The integration of energy sources in the area is still in its infant stages at the moment. After a great deal of discussion and negotiation, the Lao People’s Democratic Republic, Thailand, Malaysia, and Singapore Power Integration Project (LTMS-PIP) was launched in 2022. This was the first multilateral power integration project in Southeast Asia. Lao People’s Democratic Republic is providing Singapore with 100 megawatts (MW) of hydropower as part of this project.
A renewal arrangement is currently being explored, despite the fact that the contract was terminated in June of 2024.
The Asia-Australian PowerLink has the potential to encourage investments in renewable energy across Southeast Asia.
As a result, the Australia-Asia PowerLink should serve as a wake-up call for nations in the area to encourage investments in renewable energy, especially considering the fact that the region’s potential for renewable energy extends beyond solar energy alone. It is the biggest renewable energy infrastructure project in the area, and it establishes a precedent that may motivate governments and private investors to explore enterprises that are comparable to it.
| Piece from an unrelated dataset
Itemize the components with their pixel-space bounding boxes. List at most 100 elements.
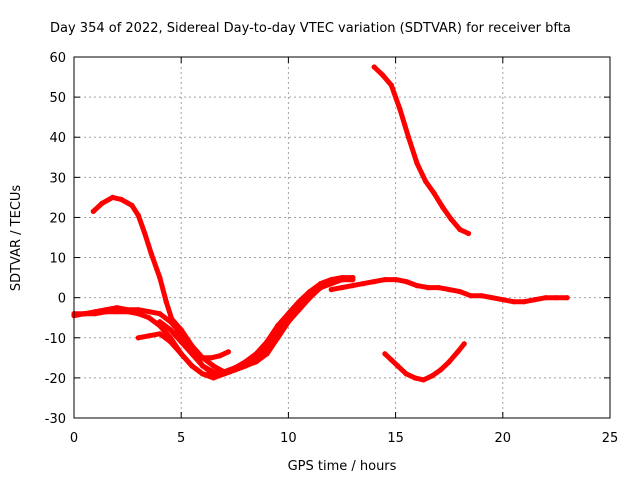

In addition, the project’s cutting-edge technology and infrastructure have the potential to facilitate the transfer of technology and the development of new ideas in Southeast Asian countries. It is possible that countries in the area would embrace technology that are comparable to one another, which will result in increased efficiency and cost-effectiveness in their renewable energy projects.
Considering that it is anticipated that the need for energy in Southeast Asia would quadruple by the year 2050, this is of utmost significance. If the area continues to rely on fossil fuels, it is possible that by the year 2050, it will become a net importer of gas, and by the year 2039, it will become a net importer of coal.